As a selection of her work goes on display as part of this year’s Deutsche Börse Photography Foundation Prize in London, the image-maker opens up about the striptease series that kickstarted her career
Photographer Susan Meiselas has dedicated her life to capturing complex, sometimes horrifying, experiences, using her camera as a means of “mediation” between herself and her subjects. She doesn’t try and provide answers to the scenes unfolding before her, but instead poses questions and explores new perspectives. One of her most potent bodies of work centres on the people of Kurdistan in the wake of Saddam Hussein’s genocidal campaign against them in the late 80s – a selection of which is currently on display at The Photographers’ Gallery in London as part of this year’s Deutsche Borse Photography Foundation Prize. Meiselas has been nominated for her first European retrospective, Mediations, which showed at the Jeu de Paume in Paris last year, offering valuable insight into the Magnum photographer’s groundbreaking career – including what is arguably her most formative series, Carnival Strippers, begun in 1973.
Carnival Strippers is a radical behind-the-scenes peek into the world of smalltown carnival striptease, taken over the course of three consecutive summers just as the women’s movement was beginning to gain traction. “I think in truth it was really the turning point for me,” Meiselas tells AnOther. “Before that I don’t think I had a vision of what it would mean to be a photographer.” Meiselas was a 24-year-old Harvard graduate working as a photography teacher when she stumbled across the carnival strippers, while tailing touring circus troupes during her summer vacation. “It was an accidental encounter, like so much of my work,” she says.
It was early on in her contact with the carnival dancers that she took the shot that ignited her curiosity: Lena on the Bally Box – showing a young, scantily clad women posing on a stand, seemingly oblivious to the stares of the men surrounding her, gazing straight ahead with a detached, self-assured expression. “[That was when] it all made sense... I just felt magnetically, ‘I need to know more,’” she said in a lecture for MoMA. “There were so many issues for me looking at the woman [who I would later know as] Lena. The idea of projecting a self to attract a male gaze was completely counter to my sense of culture – to what I wanted for myself – so I was fascinated by women who were choosing to do that... The feminists of that period were perceiving the girls shows as exploitative institutions that should be closed down so I was actually positioned in the place of feeling these voices should be heard, they should self-define as to who they are and what their economic realities are.”

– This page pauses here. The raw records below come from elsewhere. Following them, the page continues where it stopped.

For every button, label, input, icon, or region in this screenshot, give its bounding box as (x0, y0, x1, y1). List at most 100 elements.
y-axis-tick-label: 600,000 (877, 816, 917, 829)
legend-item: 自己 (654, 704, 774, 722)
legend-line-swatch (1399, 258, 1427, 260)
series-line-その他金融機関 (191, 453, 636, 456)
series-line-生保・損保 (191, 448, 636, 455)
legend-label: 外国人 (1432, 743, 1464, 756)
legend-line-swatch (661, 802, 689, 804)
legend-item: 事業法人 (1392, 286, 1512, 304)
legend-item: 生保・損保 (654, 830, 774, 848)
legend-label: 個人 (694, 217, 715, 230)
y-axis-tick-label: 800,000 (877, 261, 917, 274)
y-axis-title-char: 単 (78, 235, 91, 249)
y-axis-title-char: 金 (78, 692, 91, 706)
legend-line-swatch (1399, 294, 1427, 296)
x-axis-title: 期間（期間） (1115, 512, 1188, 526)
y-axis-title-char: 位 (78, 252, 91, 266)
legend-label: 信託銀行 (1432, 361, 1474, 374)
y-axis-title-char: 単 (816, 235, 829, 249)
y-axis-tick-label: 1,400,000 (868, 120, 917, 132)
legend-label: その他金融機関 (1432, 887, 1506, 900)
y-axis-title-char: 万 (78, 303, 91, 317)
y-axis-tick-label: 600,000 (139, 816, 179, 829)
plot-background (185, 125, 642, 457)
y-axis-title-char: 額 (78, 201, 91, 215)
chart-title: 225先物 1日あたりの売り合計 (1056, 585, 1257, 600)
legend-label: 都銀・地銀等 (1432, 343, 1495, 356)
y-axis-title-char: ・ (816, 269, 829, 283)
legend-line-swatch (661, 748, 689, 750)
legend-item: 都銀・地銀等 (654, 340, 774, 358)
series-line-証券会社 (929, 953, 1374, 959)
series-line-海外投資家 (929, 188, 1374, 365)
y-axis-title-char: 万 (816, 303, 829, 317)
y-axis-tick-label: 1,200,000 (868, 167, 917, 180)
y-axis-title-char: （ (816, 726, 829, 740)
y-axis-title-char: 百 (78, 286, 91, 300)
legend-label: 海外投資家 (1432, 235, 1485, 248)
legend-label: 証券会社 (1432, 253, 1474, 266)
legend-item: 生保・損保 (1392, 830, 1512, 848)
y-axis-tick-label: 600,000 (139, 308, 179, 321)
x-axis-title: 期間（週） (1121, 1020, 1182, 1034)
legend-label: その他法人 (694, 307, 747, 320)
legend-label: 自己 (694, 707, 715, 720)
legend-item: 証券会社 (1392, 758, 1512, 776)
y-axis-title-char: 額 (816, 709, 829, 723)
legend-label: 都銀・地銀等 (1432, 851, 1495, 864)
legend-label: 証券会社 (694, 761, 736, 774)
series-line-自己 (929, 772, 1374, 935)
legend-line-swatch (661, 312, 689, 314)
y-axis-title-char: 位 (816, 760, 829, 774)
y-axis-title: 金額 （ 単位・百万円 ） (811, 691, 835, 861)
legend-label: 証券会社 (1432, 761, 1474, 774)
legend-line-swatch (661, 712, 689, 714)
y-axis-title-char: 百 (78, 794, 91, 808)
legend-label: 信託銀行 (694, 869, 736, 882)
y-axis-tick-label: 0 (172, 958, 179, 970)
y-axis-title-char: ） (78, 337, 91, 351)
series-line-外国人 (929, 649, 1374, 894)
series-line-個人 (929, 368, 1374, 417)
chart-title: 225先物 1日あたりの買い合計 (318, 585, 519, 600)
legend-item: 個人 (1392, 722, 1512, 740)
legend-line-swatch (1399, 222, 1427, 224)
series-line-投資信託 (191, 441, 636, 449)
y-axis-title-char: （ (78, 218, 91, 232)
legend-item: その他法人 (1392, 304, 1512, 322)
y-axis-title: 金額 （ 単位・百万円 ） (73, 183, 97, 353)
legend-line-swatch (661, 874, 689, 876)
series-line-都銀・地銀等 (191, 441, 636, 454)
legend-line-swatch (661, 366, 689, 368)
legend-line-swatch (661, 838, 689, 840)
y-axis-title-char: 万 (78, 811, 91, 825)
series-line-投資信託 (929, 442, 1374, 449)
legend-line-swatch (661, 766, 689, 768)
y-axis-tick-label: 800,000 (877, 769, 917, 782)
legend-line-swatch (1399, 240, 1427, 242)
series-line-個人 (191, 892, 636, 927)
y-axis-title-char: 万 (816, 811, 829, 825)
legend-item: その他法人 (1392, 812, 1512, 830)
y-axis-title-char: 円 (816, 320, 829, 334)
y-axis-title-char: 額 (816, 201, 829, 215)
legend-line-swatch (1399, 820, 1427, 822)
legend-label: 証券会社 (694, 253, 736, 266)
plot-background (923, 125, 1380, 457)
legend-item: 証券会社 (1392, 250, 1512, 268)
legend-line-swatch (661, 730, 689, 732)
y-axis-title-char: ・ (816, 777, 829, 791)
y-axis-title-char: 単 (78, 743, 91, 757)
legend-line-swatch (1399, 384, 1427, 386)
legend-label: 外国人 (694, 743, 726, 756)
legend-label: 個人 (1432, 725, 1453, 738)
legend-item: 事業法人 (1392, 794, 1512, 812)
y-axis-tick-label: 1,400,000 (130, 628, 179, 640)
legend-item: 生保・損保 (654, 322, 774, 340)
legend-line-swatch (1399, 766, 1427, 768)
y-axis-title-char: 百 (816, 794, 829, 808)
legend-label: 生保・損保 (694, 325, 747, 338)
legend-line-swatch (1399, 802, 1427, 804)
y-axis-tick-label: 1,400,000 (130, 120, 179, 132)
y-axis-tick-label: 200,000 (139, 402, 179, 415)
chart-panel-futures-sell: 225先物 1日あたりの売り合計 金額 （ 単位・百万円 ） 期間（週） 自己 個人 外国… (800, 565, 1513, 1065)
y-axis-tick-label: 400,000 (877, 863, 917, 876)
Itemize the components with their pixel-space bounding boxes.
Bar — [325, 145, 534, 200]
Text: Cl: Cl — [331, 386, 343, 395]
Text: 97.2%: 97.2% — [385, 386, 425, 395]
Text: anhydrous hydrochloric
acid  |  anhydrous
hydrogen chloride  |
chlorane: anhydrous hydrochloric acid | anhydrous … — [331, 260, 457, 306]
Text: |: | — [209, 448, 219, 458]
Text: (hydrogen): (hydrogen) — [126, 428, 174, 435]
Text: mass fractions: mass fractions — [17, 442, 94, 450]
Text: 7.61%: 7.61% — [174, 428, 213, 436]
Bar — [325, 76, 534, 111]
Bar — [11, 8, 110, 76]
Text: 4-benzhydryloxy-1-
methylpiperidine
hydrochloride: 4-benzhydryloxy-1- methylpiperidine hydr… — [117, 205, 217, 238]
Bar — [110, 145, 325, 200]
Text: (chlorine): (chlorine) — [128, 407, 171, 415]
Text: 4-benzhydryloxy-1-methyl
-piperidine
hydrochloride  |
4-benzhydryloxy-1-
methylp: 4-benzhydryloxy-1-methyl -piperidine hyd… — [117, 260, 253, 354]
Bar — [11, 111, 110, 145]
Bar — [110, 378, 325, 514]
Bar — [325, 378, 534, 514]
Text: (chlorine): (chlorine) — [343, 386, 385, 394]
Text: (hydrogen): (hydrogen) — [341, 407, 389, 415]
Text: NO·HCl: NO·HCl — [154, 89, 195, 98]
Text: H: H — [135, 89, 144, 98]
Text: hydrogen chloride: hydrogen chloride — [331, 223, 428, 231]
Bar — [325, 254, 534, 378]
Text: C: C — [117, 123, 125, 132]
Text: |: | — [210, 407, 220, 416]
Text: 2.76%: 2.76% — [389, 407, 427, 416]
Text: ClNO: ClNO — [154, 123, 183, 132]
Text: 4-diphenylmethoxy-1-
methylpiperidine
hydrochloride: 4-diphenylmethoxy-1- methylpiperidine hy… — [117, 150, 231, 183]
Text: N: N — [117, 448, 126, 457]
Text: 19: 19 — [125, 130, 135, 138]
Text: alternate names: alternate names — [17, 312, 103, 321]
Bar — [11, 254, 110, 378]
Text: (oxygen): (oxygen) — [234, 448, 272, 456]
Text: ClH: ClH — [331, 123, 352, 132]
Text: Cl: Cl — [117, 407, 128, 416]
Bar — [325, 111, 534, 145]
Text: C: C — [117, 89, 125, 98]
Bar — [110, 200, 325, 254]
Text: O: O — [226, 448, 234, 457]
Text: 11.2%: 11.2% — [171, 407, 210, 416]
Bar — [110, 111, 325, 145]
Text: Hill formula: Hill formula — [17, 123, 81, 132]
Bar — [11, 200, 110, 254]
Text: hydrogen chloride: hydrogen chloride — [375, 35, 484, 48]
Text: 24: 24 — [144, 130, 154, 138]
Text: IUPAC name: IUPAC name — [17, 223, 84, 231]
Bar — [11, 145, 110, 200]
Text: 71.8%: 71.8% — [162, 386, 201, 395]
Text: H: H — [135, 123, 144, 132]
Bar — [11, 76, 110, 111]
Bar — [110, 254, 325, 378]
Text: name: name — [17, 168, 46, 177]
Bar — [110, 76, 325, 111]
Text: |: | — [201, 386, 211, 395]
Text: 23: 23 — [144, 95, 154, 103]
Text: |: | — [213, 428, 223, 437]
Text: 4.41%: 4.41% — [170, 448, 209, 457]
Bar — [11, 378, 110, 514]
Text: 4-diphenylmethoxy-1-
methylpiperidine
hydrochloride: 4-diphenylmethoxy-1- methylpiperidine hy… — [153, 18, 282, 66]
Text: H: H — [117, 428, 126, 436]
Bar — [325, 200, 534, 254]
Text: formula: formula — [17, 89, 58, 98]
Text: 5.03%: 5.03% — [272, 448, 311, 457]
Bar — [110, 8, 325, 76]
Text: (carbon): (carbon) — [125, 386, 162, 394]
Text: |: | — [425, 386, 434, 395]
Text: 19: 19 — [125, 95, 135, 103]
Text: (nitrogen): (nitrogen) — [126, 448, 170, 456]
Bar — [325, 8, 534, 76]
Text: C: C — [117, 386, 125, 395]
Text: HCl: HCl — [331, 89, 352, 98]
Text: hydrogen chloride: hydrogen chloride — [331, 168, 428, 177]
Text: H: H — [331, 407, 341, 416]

And Meiselas really did want the women’s voices to be heard – directly – so she began recording sound to accompany the exhibition of her images, snippets of which would later be transcribed for a photobook of the series, first published in 1976. These audio clips present a variety of viewpoints – some women feel demoralised by their job, and describe putting up a mental barrier between themselves and their audience in order to survive; others feel empowered in the role, in control of their image and their sexual prowess. For almost all of them, meanwhile, the main objective is financial security and independence. “If you want to be your own woman, to be a single person, you can’t do a hell of a lot better than that,” says former showgirl, Patty. Meiselas also includes the male perspective in her recordings – from the girls’ managers to their clients and boyfriends – in order to paint a fully-rounded picture of her subjects’ universe. For, as Lena says, “being a stripper is as close to being in a man’s world as you can be. It’s a tough life. You need strength and character. The men depend on you – to entertain them and to bring in money for them.”
Meiselas was similarly determined to document, visually, the various facets of carnival life for the strippers. There are the shows themselves, of course, where she captures both the viewpoint of the dancers – looking down upon the lustful clusters of men at their (high-heeled) feet – and that of the all-male audience (“no ladies and no babies” at these shows), gazing up at the women’s elongated legs. But Meiselas, who has a knack for befriending her subjects, was also invited backstage by the women to document the hustle and bustle of their changing rooms, their interactions with one another and the mundanity of their lives between shows – the card games, the cigarettes, the endless sitting around.
The result is a truly revolutionary study of what artist Martha Rosler pertinantly describes as “an unappreciated, unloved class of women, who were certainly not admired for their professions at a time when women were exploring what it meant to have a body, and what it meant to have a job... [It talks] about them as fully realised subjects without glorifying what they do to make a living.”
For Meiselas, Carnival Strippers was an artistic and ethnographic revelation. “It gave me a sense of the connectivity [that photography] required and was the catalyst for finding a form to represent experience,” she tells us, noting how collaboration with her subjects and the use of multiple media has remained vital to her work ever since. “Just last week we held a workshop for members of the Kurdish community, inviting them to come and contribute their stories to what I’m calling a story map installation for the Photographer’s Gallery show. I think Carnival Strippers made being a photographer coherent for me as a way of working in the world.”
The Deutsche Börse Photography Foundation Prize 2019 exhibition is at The Photographers’ Gallery until June 2, 2019.